The question of lawfulness is very much known by the institutions themselves. Europol’s Data Protection Function (DPF) was consulted to assess compliance of the practice with data protection law. To date, there are no final conclusions from the various data protection authorities involved in this process on this question.
A feedback loop between financial support and legislative agenda-setting
Another reaction of the private sector has been to proactively engage with public sector law enforcement (or other agencies) to take control of the policy-making agenda and to jointly shape policies in directions which are beneficial to the private sector itself. In the security field, technological development usually precedes the establishment of a legal basis. The industry develops security solutions to sell to state authorities and, at worst, they do so by receiving EU public funds. Once the system is already in place, it’s like a fait accompli. The only thing missing is legal backing.
For example, the development of national PNR systems were helped along with at least €50 million by the Commission, years before an EU Directive was finally agreed upon in April 2016. The Eurosur border surveillance system was in development for at least five years before legislation was approved in 2013, with numerous EU research projects helping put the pieces in place before a Portuguese firm won the multi-million-euro maintenance contract. The ‘smart borders’ project involving the Entry/Exit System (EES) and the European Travel Information and Authorisation System (ETIAS) followed a similar path – research projects helped develop the technology in the last decade, but the complementary legislation only came up for adoption years later, while the implementation deadline has been postponed several times by now.
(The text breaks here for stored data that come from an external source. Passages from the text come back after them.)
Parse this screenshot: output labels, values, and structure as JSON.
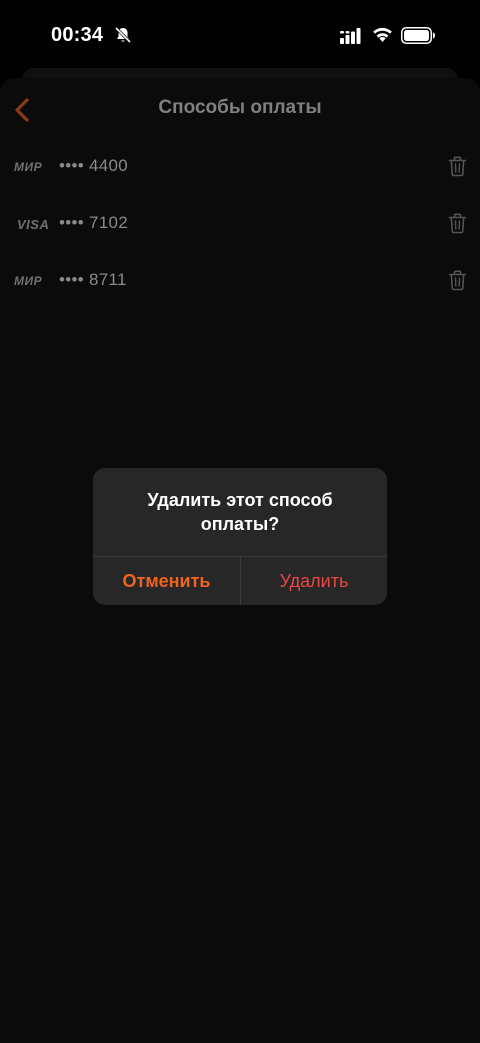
{
  "status_bar": {
    "time": "00:34"
  },
  "header": {
    "title": "Способы оплаты",
    "back_icon": "chevron-left-icon"
  },
  "cards": [
    {
      "brand": "МИР",
      "number": "•••• 4400"
    },
    {
      "brand": "VISA",
      "number": "•••• 7102"
    },
    {
      "brand": "МИР",
      "number": "•••• 8711"
    }
  ],
  "alert": {
    "title": "Удалить этот способ оплаты?",
    "cancel_label": "Отменить",
    "delete_label": "Удалить"
  },
  "colors": {
    "accent": "#f0641e",
    "destructive": "#ea4646",
    "background": "#0b0b0b",
    "alert_background": "#272727"
  }
}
In terms of agenda-setting, the International Civil Aviation Organisation (ICAO), a specialised agency of the United Nations that coordinates the principles and techniques of air travel, is being used as a forum for policy influence by both governments and the travel industry to promote “worldwide tracking, surveillance, and control of all individuals’ movements.” Airlines are active participants in ICAO working groups and use them to impose their own technical standards for PNR data collection and storage. By governing the data collection processes, they minimise their burden of collecting additional data, selecting or reformatting passenger data differently, to satisfy different governments’ demands. That way they become norm-setters.
Lastly, Statewatch’s report on ‘the development of the EU security-industrial complex’ shows through the example of “the legislative procedure that led to the establishment of the €1.7 billion security research programme within Horizon 2020” how different corporate interests engage in the design and implementation of the EU security policy, literally co-drafting the legislation along with the EU institutions.
Consequences
The consequences for fundamental rights and the rule of law are enormous. At the most basic, private agenda- and technical standard-setting constitutes corporate capture of the legislative agenda and process, which should be democratic and not guided by profit-driven interests. The extensive use of EU funds transferred to the private sector through security research programmes represents a grave diversion of public resources towards harmful tech applications and uses.
In all three public-private collaboration cases presented in this blog, the risk is that human rights are superseded by security objectives. The public-private security community sketched out above, that bridges corporate interests and government policy, while benefiting from a disturbing lack of democratic accountability, should be urgently called into question.